A novel by Peter Gadol, this is 'a dark, seductive novel' that attempts some wonderful things and simultaneously delivers or fails, depending on who you ask and which reviews you read.

Jason is a lawyer who has lost his job, his wife, everything. In the usual sort of despair he heads to an old family vineyard deep in the Californian wine region. There, he pulls himself together and through obsessional hard work he gains back self respect. His family return, he has a new job and a new passion in his winemaking, and he becomes part of the valley community.

Jason, however, is still restless, and drives maniacally for hours in the night until inevitably he hits and kills a local boy. Without admitting his own guilt, he takes on the defense of the drifter convicted of the hit and run.
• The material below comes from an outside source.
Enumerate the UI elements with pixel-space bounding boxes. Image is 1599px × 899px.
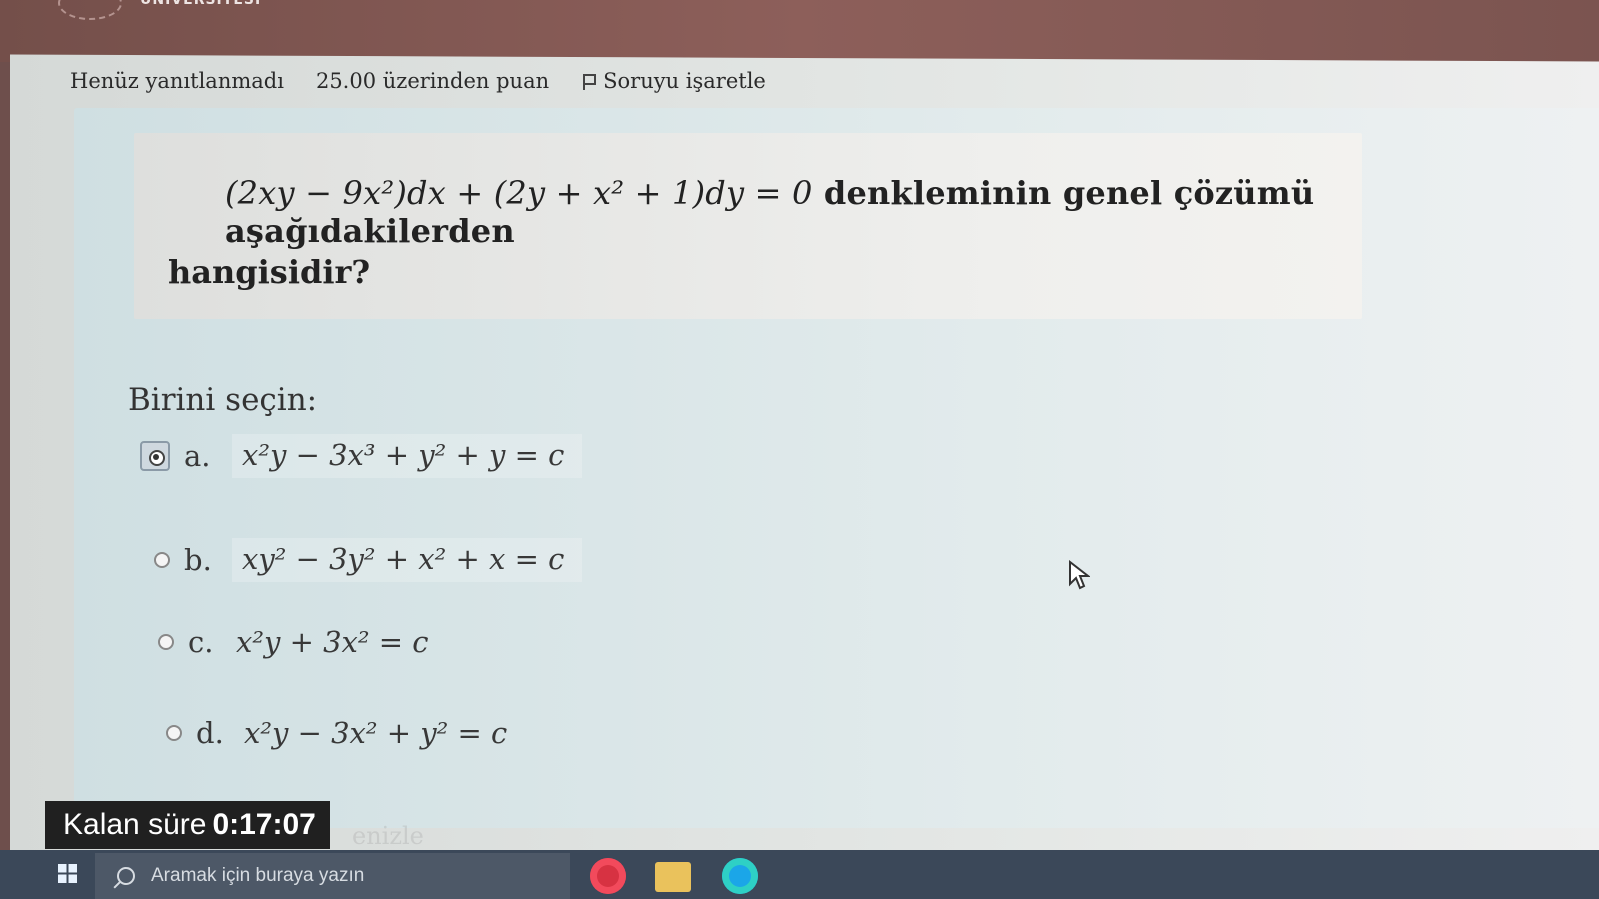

The novel's premise isn't a bad one, but it remains merely a premise...hinges on inaction and a narrative tone that is lugubrious. After pages and pages of Jason's dithering, there's a brief episode ...toward the end of the book...raising the reader's hopes. But Jason persists in being an unredeemed bore. We can only yawn and agree when he admits, "Little made sense to me. Nothing added up."

Excerpt from a N.Y. Times Book Review

Hrm. I liked the premise very much, and I did not find the narrative to be boring, nor excessive, nor slow in the slightest. Unrushed and serious at the same time, perhaps. Evenly paced, even.
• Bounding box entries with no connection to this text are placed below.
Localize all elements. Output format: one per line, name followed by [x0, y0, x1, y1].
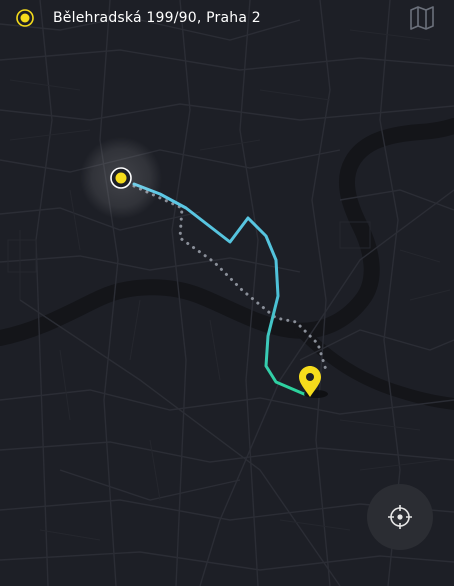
- top-bar: Bělehradská 199/90, Praha 2: [0, 0, 454, 36]
- origin-marker[interactable]: [80, 137, 162, 219]
- origin-dot-icon: [16, 9, 34, 27]
- map-icon[interactable]: [409, 5, 435, 31]
- crosshair-icon: [388, 505, 412, 529]
- address-label: Bělehradská 199/90, Praha 2: [53, 10, 261, 26]
- map-screen: Bělehradská 199/90, Praha 2: [0, 0, 454, 586]
- locate-me-button[interactable]: [367, 484, 433, 550]
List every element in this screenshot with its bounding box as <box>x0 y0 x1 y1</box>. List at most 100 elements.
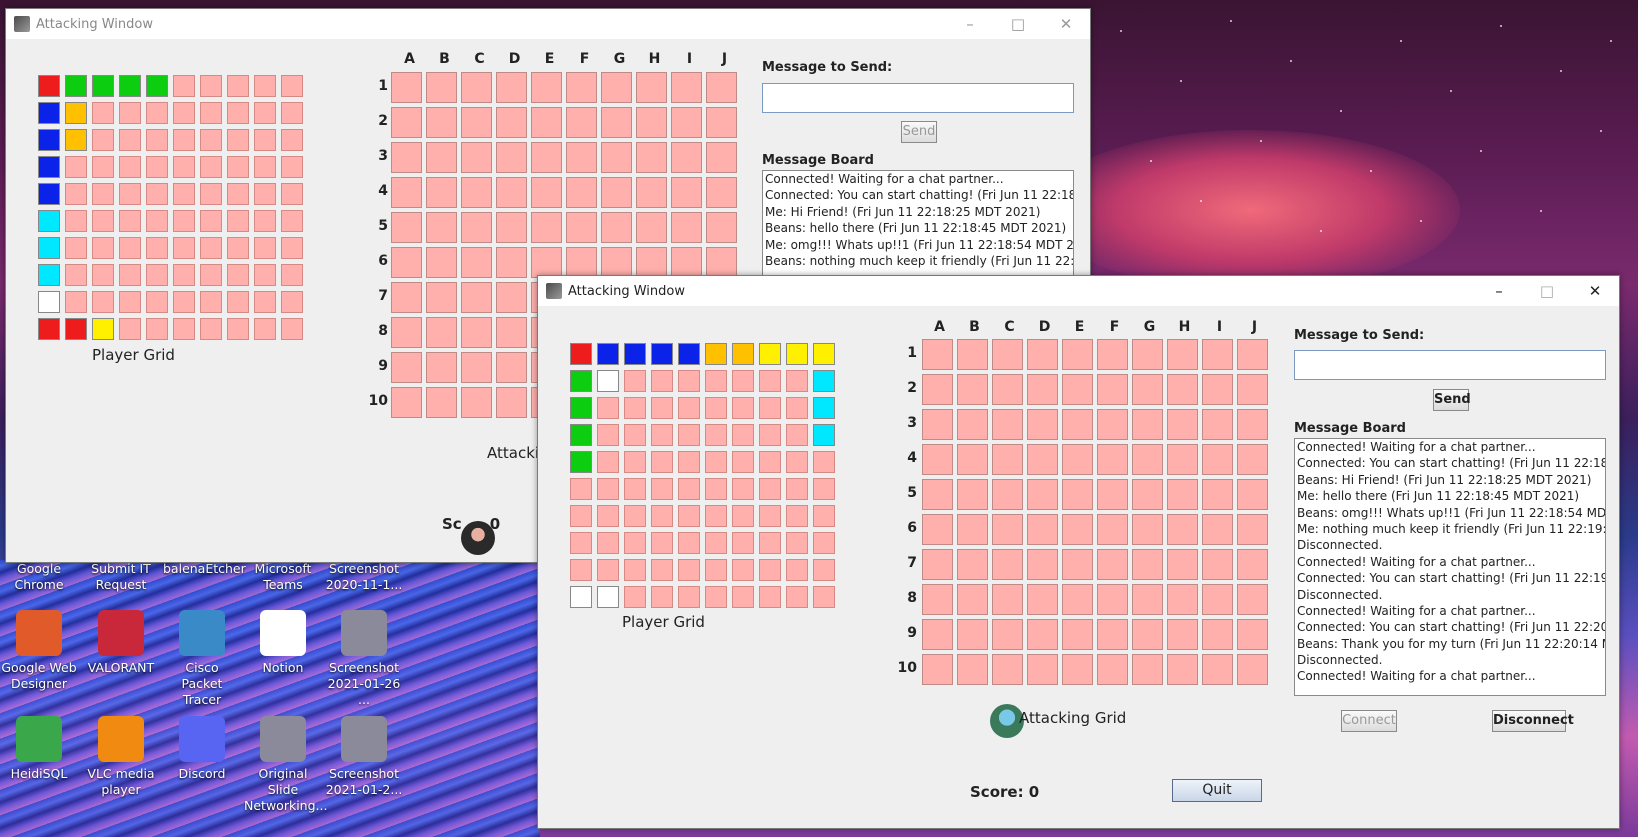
attacking-grid-cell[interactable] <box>601 247 632 278</box>
attacking-grid-cell[interactable] <box>1132 619 1163 650</box>
attacking-grid-cell[interactable] <box>992 444 1023 475</box>
attacking-grid-cell[interactable] <box>601 107 632 138</box>
attacking-grid-cell[interactable] <box>636 212 667 243</box>
attacking-grid-cell[interactable] <box>1097 654 1128 685</box>
message-board[interactable]: Connected! Waiting for a chat partner...… <box>762 170 1074 290</box>
attacking-grid-cell[interactable] <box>1167 654 1198 685</box>
attacking-grid-cell[interactable] <box>1237 444 1268 475</box>
attacking-grid-cell[interactable] <box>1167 409 1198 440</box>
attacking-grid-cell[interactable] <box>922 409 953 440</box>
attacking-grid-cell[interactable] <box>496 387 527 418</box>
attacking-grid-cell[interactable] <box>1237 409 1268 440</box>
attacking-grid-cell[interactable] <box>1097 374 1128 405</box>
attacking-grid-cell[interactable] <box>566 72 597 103</box>
attacking-grid-cell[interactable] <box>706 247 737 278</box>
attacking-grid-cell[interactable] <box>1167 584 1198 615</box>
attacking-grid-cell[interactable] <box>1202 584 1233 615</box>
attacking-grid-cell[interactable] <box>391 142 422 173</box>
attacking-grid-cell[interactable] <box>461 177 492 208</box>
attacking-grid-cell[interactable] <box>426 107 457 138</box>
attacking-grid-cell[interactable] <box>1097 409 1128 440</box>
title-bar[interactable]: Attacking Window – □ ✕ <box>538 276 1619 306</box>
attacking-grid-cell[interactable] <box>1132 584 1163 615</box>
attacking-grid-cell[interactable] <box>531 212 562 243</box>
attacking-grid-cell[interactable] <box>391 177 422 208</box>
attacking-grid-cell[interactable] <box>1062 619 1093 650</box>
attacking-grid-cell[interactable] <box>957 444 988 475</box>
attacking-grid-cell[interactable] <box>1167 374 1198 405</box>
attacking-grid-cell[interactable] <box>992 479 1023 510</box>
attacking-grid-cell[interactable] <box>1132 479 1163 510</box>
attacking-grid-cell[interactable] <box>461 317 492 348</box>
attacking-grid-cell[interactable] <box>1237 339 1268 370</box>
attacking-grid-cell[interactable] <box>496 247 527 278</box>
attacking-grid-cell[interactable] <box>1027 409 1058 440</box>
attacking-grid-cell[interactable] <box>426 72 457 103</box>
attacking-grid-cell[interactable] <box>1202 549 1233 580</box>
title-bar[interactable]: Attacking Window – □ ✕ <box>6 9 1090 39</box>
attacking-grid-cell[interactable] <box>461 352 492 383</box>
attacking-grid-cell[interactable] <box>1237 619 1268 650</box>
attacking-grid-cell[interactable] <box>1202 444 1233 475</box>
attacking-grid-cell[interactable] <box>1062 479 1093 510</box>
desktop-icon[interactable]: HeidiSQL <box>0 716 78 782</box>
send-button[interactable]: Send <box>1433 389 1471 411</box>
desktop-icon[interactable]: Google Web Designer <box>0 610 78 692</box>
attacking-grid-cell[interactable] <box>461 72 492 103</box>
attacking-grid-cell[interactable] <box>1167 549 1198 580</box>
attacking-grid-cell[interactable] <box>1097 549 1128 580</box>
attacking-grid-cell[interactable] <box>391 107 422 138</box>
attacking-grid-cell[interactable] <box>496 212 527 243</box>
desktop-icon[interactable]: Original Slide Networking... <box>244 716 327 814</box>
attacking-grid-cell[interactable] <box>1097 479 1128 510</box>
attacking-grid-cell[interactable] <box>1202 374 1233 405</box>
desktop-icon[interactable]: Screenshot 2021-01-26 ... <box>325 610 403 708</box>
attacking-grid-cell[interactable] <box>992 549 1023 580</box>
attacking-grid-cell[interactable] <box>391 247 422 278</box>
attacking-grid-cell[interactable] <box>426 352 457 383</box>
attacking-grid-cell[interactable] <box>531 142 562 173</box>
attacking-grid-cell[interactable] <box>671 107 702 138</box>
attacking-grid-cell[interactable] <box>1097 619 1128 650</box>
attacking-grid-cell[interactable] <box>957 339 988 370</box>
attacking-grid-cell[interactable] <box>1097 339 1128 370</box>
attacking-grid-cell[interactable] <box>1167 479 1198 510</box>
minimize-icon[interactable]: – <box>946 9 994 39</box>
attacking-grid-cell[interactable] <box>992 619 1023 650</box>
attacking-grid-cell[interactable] <box>426 177 457 208</box>
attacking-grid-cell[interactable] <box>496 282 527 313</box>
attacking-grid-cell[interactable] <box>957 619 988 650</box>
attacking-grid-cell[interactable] <box>992 339 1023 370</box>
attacking-grid-cell[interactable] <box>992 409 1023 440</box>
attacking-grid-cell[interactable] <box>496 107 527 138</box>
attacking-grid-cell[interactable] <box>706 107 737 138</box>
attacking-grid-cell[interactable] <box>1237 549 1268 580</box>
attacking-grid-cell[interactable] <box>1132 444 1163 475</box>
attacking-grid-cell[interactable] <box>1062 514 1093 545</box>
attacking-grid-cell[interactable] <box>1027 339 1058 370</box>
attacking-grid-cell[interactable] <box>1132 339 1163 370</box>
message-board[interactable]: Connected! Waiting for a chat partner...… <box>1294 438 1606 696</box>
attacking-grid-cell[interactable] <box>426 282 457 313</box>
desktop-icon[interactable]: Microsoft Teams <box>244 561 322 593</box>
attacking-grid-cell[interactable] <box>531 107 562 138</box>
attacking-grid-cell[interactable] <box>601 212 632 243</box>
attacking-grid-cell[interactable] <box>1062 584 1093 615</box>
attacking-grid-cell[interactable] <box>922 584 953 615</box>
attacking-grid-cell[interactable] <box>957 409 988 440</box>
attacking-grid-cell[interactable] <box>922 479 953 510</box>
attacking-grid-cell[interactable] <box>636 247 667 278</box>
desktop-icon[interactable]: VLC media player <box>82 716 160 798</box>
attacking-grid-cell[interactable] <box>531 247 562 278</box>
attacking-grid-cell[interactable] <box>1202 479 1233 510</box>
attacking-grid-cell[interactable] <box>566 177 597 208</box>
attacking-grid-cell[interactable] <box>1202 339 1233 370</box>
attacking-grid-cell[interactable] <box>1167 444 1198 475</box>
attacking-grid-cell[interactable] <box>1202 514 1233 545</box>
attacking-grid-cell[interactable] <box>496 352 527 383</box>
attacking-grid-cell[interactable] <box>496 317 527 348</box>
attacking-grid-cell[interactable] <box>992 584 1023 615</box>
attacking-grid-cell[interactable] <box>671 142 702 173</box>
attacking-grid-cell[interactable] <box>706 177 737 208</box>
front-attacking-window[interactable]: Attacking Window – □ ✕ Player Grid A B C D E… <box>537 275 1620 829</box>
The Long Rain is a good book. It has a steady, measured pace and Gadol plays a bit with the reader's expectations. The depiction of Jason's life are so real that you almost feel the crushing weight of the guilt he bears and the choices he makes. It is a little pathetic to see the vines flourish and suffer in reflection of Jason's changing fortunes, but the author makes it work. The end, too, may be fairly foreseeable but the valley roads that take you there are not and Gadol is good at painting complex motivations of human beings.